Hundreds of thousands of workers in the private and public sector, unemployed, youth, pensioners, migrants, and small owners flooded the streets all over Greece, on Wednesday May 5th, general strike day. The country hasn’t witnessed such large and angry demonstrations for decades. The rally in Athens was huge and lasted for many hours despite the successive police and riot police attacks. Mass demonstrations also took place in Thessaloniki, Patra, Ioannina, Larisa, Volos, in the Aegean islands and the big cities of Crete island. It became obvious that the overwhelming majority of the Greek people are against the measures that the government took in collaboration with the IMF, the European Union and the European Central Bank, and they are determined to struggle and overthrow these measures.
The package of measures agreed by the social-democrat government and the IMF and the EU include: for public sector workers, big salary cuts and thousands of layoffs and pension cuts; in private sector, layoffs, reduction of severance pay, abolition of collective contracts, significant increase in indirect taxes (VAT increase to 23%), big cuts in public funding for health care, education and social welfare, privatizations etc. In fact it is a horrible policy of social barbarity that returns Greece to previous times of widespread poverty, unemployment and misery. The objective of these measures is to save the speculators and creditors of the country; to make the workforce very cheap in order to attract foreign rapacious investments; to sell out natural resources and protect the immeasurable riches of the local elite-bourgeoisie. With these measures Greece is being totally handed over to the foreign imperialist capital and its institutions. Greece has been turned—officially--into an economic colony of foreign robbers and its people are subjugated to foreign economic bail out and the directives of IMF and the European imperialists.

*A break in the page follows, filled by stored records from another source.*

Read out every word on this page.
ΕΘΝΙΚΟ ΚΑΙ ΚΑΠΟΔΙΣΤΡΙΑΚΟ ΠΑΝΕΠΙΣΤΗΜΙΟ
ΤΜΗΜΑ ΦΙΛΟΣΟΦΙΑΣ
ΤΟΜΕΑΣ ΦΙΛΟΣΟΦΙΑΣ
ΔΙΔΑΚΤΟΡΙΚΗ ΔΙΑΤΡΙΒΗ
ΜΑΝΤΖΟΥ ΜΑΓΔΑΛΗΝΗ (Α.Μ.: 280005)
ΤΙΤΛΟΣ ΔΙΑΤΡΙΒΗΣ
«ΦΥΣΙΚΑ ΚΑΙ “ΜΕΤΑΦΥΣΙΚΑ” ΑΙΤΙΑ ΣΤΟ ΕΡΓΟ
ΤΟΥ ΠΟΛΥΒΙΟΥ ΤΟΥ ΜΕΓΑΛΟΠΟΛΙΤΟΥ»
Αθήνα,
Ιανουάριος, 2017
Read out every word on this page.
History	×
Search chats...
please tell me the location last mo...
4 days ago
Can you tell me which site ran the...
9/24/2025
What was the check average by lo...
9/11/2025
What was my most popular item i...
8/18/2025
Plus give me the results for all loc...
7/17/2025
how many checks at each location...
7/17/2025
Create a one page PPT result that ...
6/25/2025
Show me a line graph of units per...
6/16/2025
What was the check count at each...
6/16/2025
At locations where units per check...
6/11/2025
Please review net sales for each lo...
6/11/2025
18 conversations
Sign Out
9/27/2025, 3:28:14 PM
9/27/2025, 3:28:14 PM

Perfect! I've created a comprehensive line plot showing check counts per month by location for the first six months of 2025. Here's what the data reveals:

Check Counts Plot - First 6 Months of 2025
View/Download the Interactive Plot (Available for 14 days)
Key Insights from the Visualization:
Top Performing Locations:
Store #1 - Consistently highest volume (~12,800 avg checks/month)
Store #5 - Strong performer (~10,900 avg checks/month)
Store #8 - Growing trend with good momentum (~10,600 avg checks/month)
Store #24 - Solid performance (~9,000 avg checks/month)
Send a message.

This development required many years to take place. Through the participation of Greece in the European Union (former EEC) since the early ’80s, its economy was increasingly subjugated to the directives of the European monopolies and captured by the multinational corporations and the European capital to a greater extent than earlier. Gradually the agrarian sector was devastated along with manufacturing, light industry and the entire industrial productive structure. Greek export sectors collapsed, and internal production was replaced with the increase of importations. The situation significantly worsened after the country joined the Euro-zone and could no longer exercise an autonomous monetary and exchange policy. Greece, like other countries on the European periphery, became the best customers of the German-French export goods, which were subsidized through government loaning and credit expansion in private households. The plans of the local elite-bourgeoisie to turn Greece into a country of services and tourism resulted in bankruptcy. The country became completely subject to predatory foreign capital, and faced the full onslaught of the international economic capitalist crisis.
The debt crisis in Greece is part and a prologue of a more general crisis that has already erupted in the economies of the European South as a result of the war of capitals, currency, parities and policies among the imperialist powers. This rivalry is raging due to the deep capitalist crisis and the subsequent attempt from each one to put its heavy burden to the other. The attack of predatory speculation on Greek bankrupt sectors took place with main objective to undermine the euro and to test the coherence of the euro-zone. Greece was selected as the weak and defenseless link of this chain and this attack will continue. For it was proved that the euro-zone is a peculiar case with serious problems, contradictions and national rivalries that aggravate and prevent the coordination of policies.
Regardless of the course of the euro and the international economic crisis, what matters is that only the struggle of the workers to overthrow these brutal measures can bring hope. These days, the Greek workers are in the streets against the police repression and the provocations organized by centers that wish to intimidate the demonstrators. They try to safeguard their demonstrations from the police attacks and from the blind violence of those who are responsible for the death of the three bank workers. They convey an international and class solidarity message and particularly call on the workers in Europe to rise up and struggle against the austerity measures decided by the commanders of the European Union.
The Greek workers, unemployed, migrants, youth and elder people are fighting to oust the IMF and the European Central Bank and to overthrow the measures that were succumbed to by the Papandreou government. They fight to get the country out of the European Union. They must fight for an independent and socialist Greece, the only way out against the local capitalist class that has brought the economy and the society to this situation.